10 sats \ 5 replies \ @Max_Maxi 23 Mar \ on: I'm Hugo Nguyen. AMA! bitcoin
@hugohanoi Question about security.
I understand with Honey Badger that Nunchuk keeps 1 of 3 keys. But at time of inheritance, with proper authentication, you will unencrypted/unlock the Tapsigner Inheritance key, which you also hold, as well.
It seems that at that time (but only at that time), you will possess two keys, which essentially gives Nunchuk complete control over the multisig wallet and it’s funds (as you will then have 2 keys in a 2 of 4 set up).
So to be clear, at that time, there is at least some counterparty risk, and trust required, that you/Nunchuk will dutifully fulfill your obligation and transfer the funds to the Inheritor, as at that time your are in control. Is that correct?
If so, anything one can do to mitigate that risk, or is that just something that a user of your service would need to be comfortable with?
I like the overall elegance of your solution, but want to be crystal clear on any risks that might exist. Thanks for responding!
The decryption process happens entirely locally on the claimant's device. At no point in time Nunchuk possesses two keys.
reply
Got it.
So it’s the Claimant unlocking their Tapigner locally, signing a PSBT, then Nunchuk adding its key to comprise the 2 of 3 for transfer of fund and initiate the send?
Essentially the same process as if you signed a “normal” with your recovery key, along with one signature from your client from one of their keys, to make a transfer.
This makes sense.
Thanks for the transparency and education about your product Hugo!
reply
@hugohanoi Are you able to provide a bit more info here?

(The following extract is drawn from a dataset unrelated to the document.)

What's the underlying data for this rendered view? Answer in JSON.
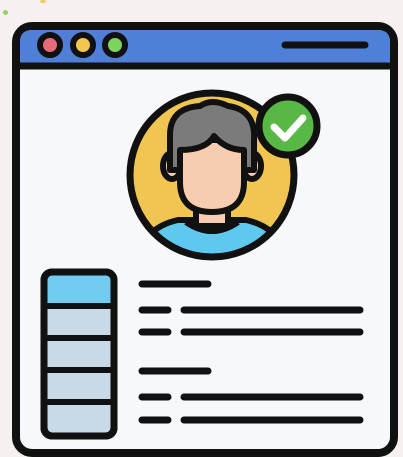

When Claimant puts in Magic Words and Backup Password from Tapsigner to unlock, and does this in the Nunchuk app, how does this not potentially give Nunchuk access to this key and your key (giving you 2 of 3)?
Just want to be completely clear on this and appreciate your time.
reply
You got it mostly correct the first time.
So it’s the Claimant unlocking their Tapigner locally, signing a PSBT, then Nunchuk adding its key to comprise the 2 of 3 for transfer of fund and initiate the send?
- Encrypted file downloaded onto Beneficiary's device
- Decryption happens locally
- Recovered Tapsigner's private key now is in Beneficiary's device
- Beneficiary selects a withdrawal address
- Sweep transaction is created
- Beneficiary signs the sweep transaction with the recovered Tapsigner key
- Platform Key co-signs the sweep transaction
- Sweep transaction is broadcast
You can test this flow out on testnet for free by the way.